Abstract

Background: During cardiopulmonary resuscitation, the need for rescuers to stand clear before a shock is delivered invariably interrupts chest compressions. Brief interruptions like these reduce the efficacy of defibrillation in animal models. Current flow through a rescuer in contact with a patient being shocked with modern biphasic waveforms and adhesive patch electrodes has not been investigated. We hypothesized that leakage current is low through a rescuer performing chest compressions at the time of shock delivery. Methods: During 18 elective cardioversions using truncated exponential biphasic waveforms (median energy 200 joules, range 100 –360 joules), an investigator serving as the rescuer placed a gloved hand on the patient’s anterior chest immediately adjacent to the defibrillating patch with approximately 20lbs of pressure to simulate chest compressions.
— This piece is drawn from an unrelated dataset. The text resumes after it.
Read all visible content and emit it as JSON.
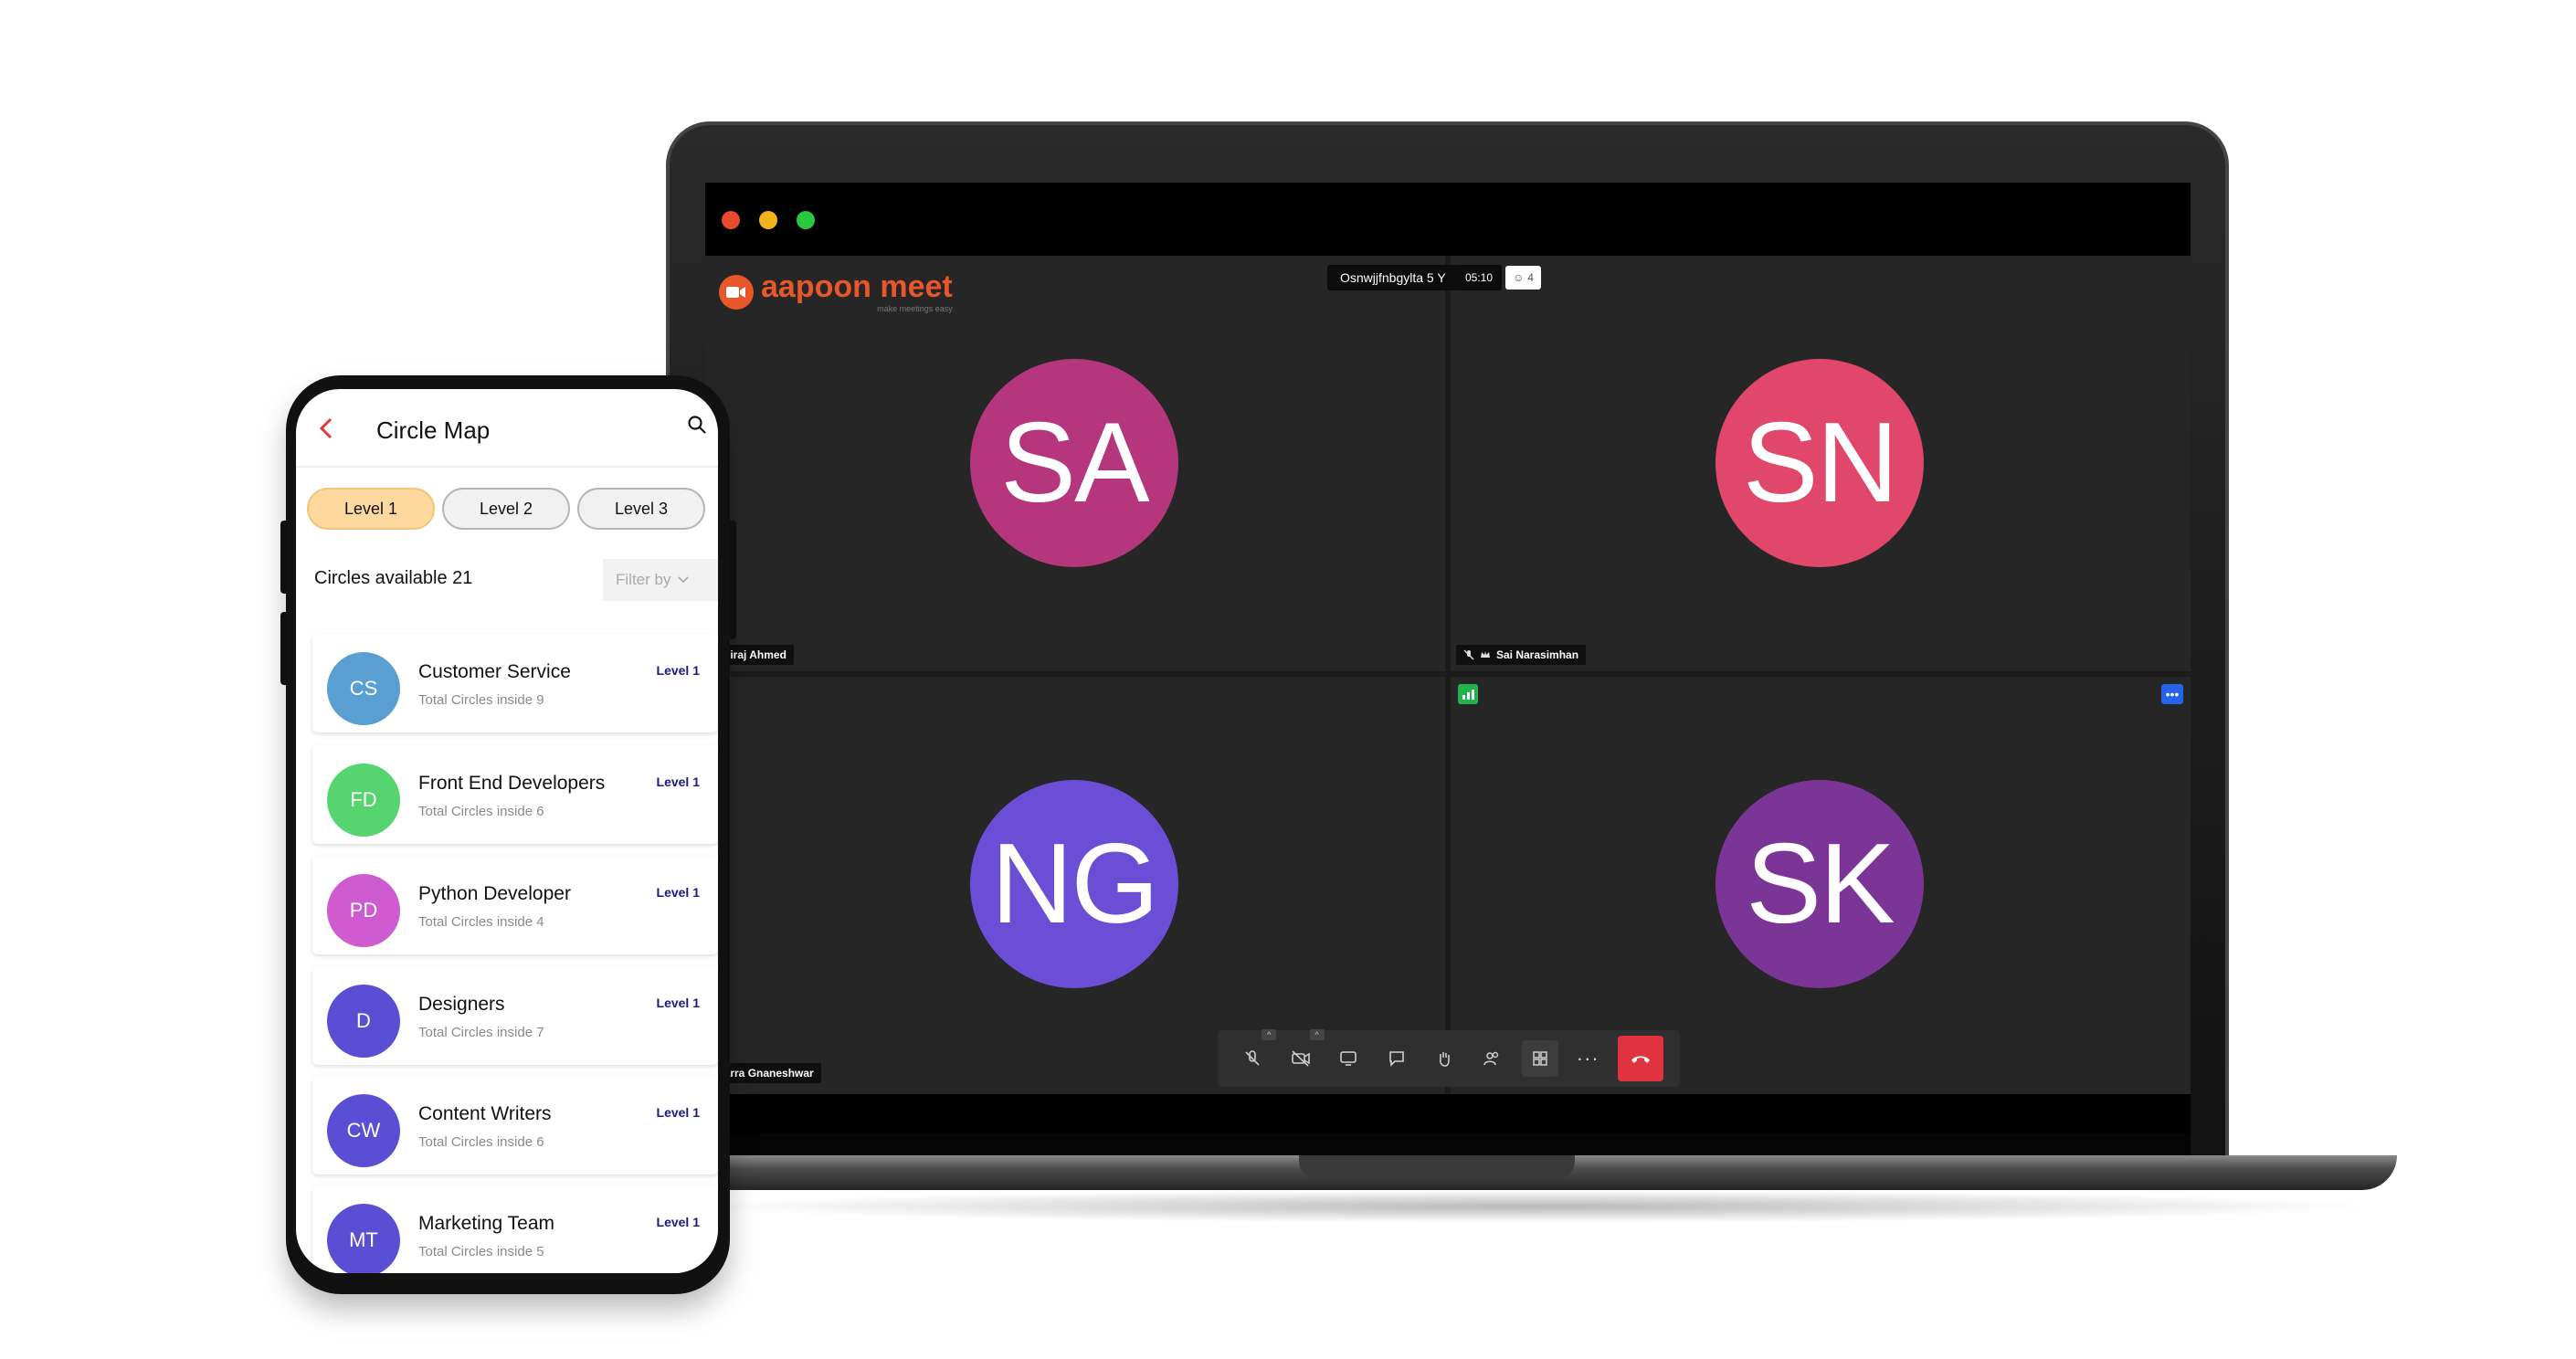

Skin electrodes were used to connect the rescuer’s thigh to the patient’s posterior shoulder, simulating a worst-case return current pathway. During shock delivery, voltage and current through the rescuer (hand to thigh) were recorded using a digital storage oscilloscope during the shock delivery. Results: In no cases were shocks perceptible to the rescuer. Mean patient transthoracic impedance was 57 +/− 14 ohms (range 36 –79 ohms). Potential differences in volts (V) between the rescuer’s wrist and thigh ranged from 1.7 to 14 V (mean 6.7 +/− 2.7 V). Calculated impedances through rescuers ranged from 8,190 to 100,400 ohms (mean 30,100 +/− 20,400 ohms). The average leakage current flowing through the rescuer’s body for each phase of the shock waveform was 273 +/−191 microamperes (range 1 to 910 microamperes). All measured values in our series were well below 2,500 microamperes, an accepted safety standard for earth-leakage current in medical devices. Conclusions: Even in a simulated worst-case scenario, a rescuer performing chest compressions during biphasic external defibrillation is exposed to low levels of leakage current. Our findings demonstrate the safety and feasibility of uninterrupted chest compressions during shock delivery, which may enhance the efficacy of defibrillation and cardiocerebral perfusion.